Article ID: | iaor2006138 |
Country: | Netherlands |
Volume: | 80 |
Issue: | 3 |
Start Page Number: | 235 |
End Page Number: | 253 |
Publication Date: | Jun 2004 |
Journal: | Agricultural Systems |
Authors: | Garcia F., Bergez J.-E., Lapasse L. |
Keywords: | water, artificial intelligence: decision support |
Improving water efficiency in irrigated agriculture is a priority for better environmental and economic performance. It can be achieved by reducing the amount of water used and optimizing the timing of application. Among numerous methods, hybrid biophysical/decisional simulation models are effective tools for evaluating and comparing irrigation strategies under different weather conditions. However, optimizing irrigation strategies for some specified agro-environmental expected criteria is a computationally hard problem. In this paper we propose a new approach for optimizing the parameters (quantities, dates, thresholds, etc.) of maize irrigation strategies represented by structured decision rules and simulated with the management-oriented model MODERATO. We introduce a stochastic simulation optimisation method, called Partition-2P (P2P). P2P is designed to completely explore by sampling the domain of the strategy parameters. This exploration is based on a hierarchical decomposition of the domain, heuristically guided toward optimal regions, and allows to consider high-dimensional optimisation problems. We first evaluate P2P by comparing it to a systematic grid search on a simple two-parameter problem, in order to optimise the expectation of the direct margin over 49 years of weather records.

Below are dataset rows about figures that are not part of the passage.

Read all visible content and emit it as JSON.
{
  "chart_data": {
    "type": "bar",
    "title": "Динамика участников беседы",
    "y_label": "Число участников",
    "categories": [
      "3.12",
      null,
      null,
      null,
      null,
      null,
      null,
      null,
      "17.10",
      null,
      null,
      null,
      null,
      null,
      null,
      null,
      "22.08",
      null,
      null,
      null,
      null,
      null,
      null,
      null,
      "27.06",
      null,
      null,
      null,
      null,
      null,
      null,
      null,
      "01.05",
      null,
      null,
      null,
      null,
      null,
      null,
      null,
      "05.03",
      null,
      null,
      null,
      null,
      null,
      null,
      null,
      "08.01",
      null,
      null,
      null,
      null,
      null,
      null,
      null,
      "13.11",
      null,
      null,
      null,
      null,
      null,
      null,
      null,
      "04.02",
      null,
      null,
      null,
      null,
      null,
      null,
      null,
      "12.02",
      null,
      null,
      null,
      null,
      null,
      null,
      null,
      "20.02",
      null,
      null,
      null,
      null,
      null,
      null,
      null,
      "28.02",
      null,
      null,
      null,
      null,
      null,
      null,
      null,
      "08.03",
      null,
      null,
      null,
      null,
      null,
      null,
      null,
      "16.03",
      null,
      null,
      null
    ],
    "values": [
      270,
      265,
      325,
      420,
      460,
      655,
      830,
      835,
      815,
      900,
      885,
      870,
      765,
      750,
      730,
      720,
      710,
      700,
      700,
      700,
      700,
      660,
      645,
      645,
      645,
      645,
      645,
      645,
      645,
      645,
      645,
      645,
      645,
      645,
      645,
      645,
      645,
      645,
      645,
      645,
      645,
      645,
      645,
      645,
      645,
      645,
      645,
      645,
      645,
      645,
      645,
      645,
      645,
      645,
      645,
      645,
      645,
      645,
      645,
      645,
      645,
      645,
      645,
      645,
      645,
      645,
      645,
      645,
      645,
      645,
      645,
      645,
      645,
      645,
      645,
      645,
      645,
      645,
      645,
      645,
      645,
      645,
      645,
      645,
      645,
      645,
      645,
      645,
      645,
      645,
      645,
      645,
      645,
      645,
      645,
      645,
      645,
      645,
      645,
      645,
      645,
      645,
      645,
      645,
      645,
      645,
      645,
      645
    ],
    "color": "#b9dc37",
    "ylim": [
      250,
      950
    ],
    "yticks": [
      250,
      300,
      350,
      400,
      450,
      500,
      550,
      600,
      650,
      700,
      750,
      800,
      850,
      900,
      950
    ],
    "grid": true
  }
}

We obtain very similar results that confirm the sound behaviour of P2P. We then apply our approach to a more complex optimisation problem that involves an eight-parameters strategy, for which the systematic grid search method is not effective. The best strategy we obtain shows a 28 ha−1 increase in margin compared to a basic strategy proposed by irrigation advisors. The P2P algorithm is also used in three specific hydraulic contexts concerning the available flow rate. The different optimal parameter obtained for each context agrees well with the expert knowledge of irrigation advisors. We finally conclude by discussing some limitations and possible improvements of the presented work.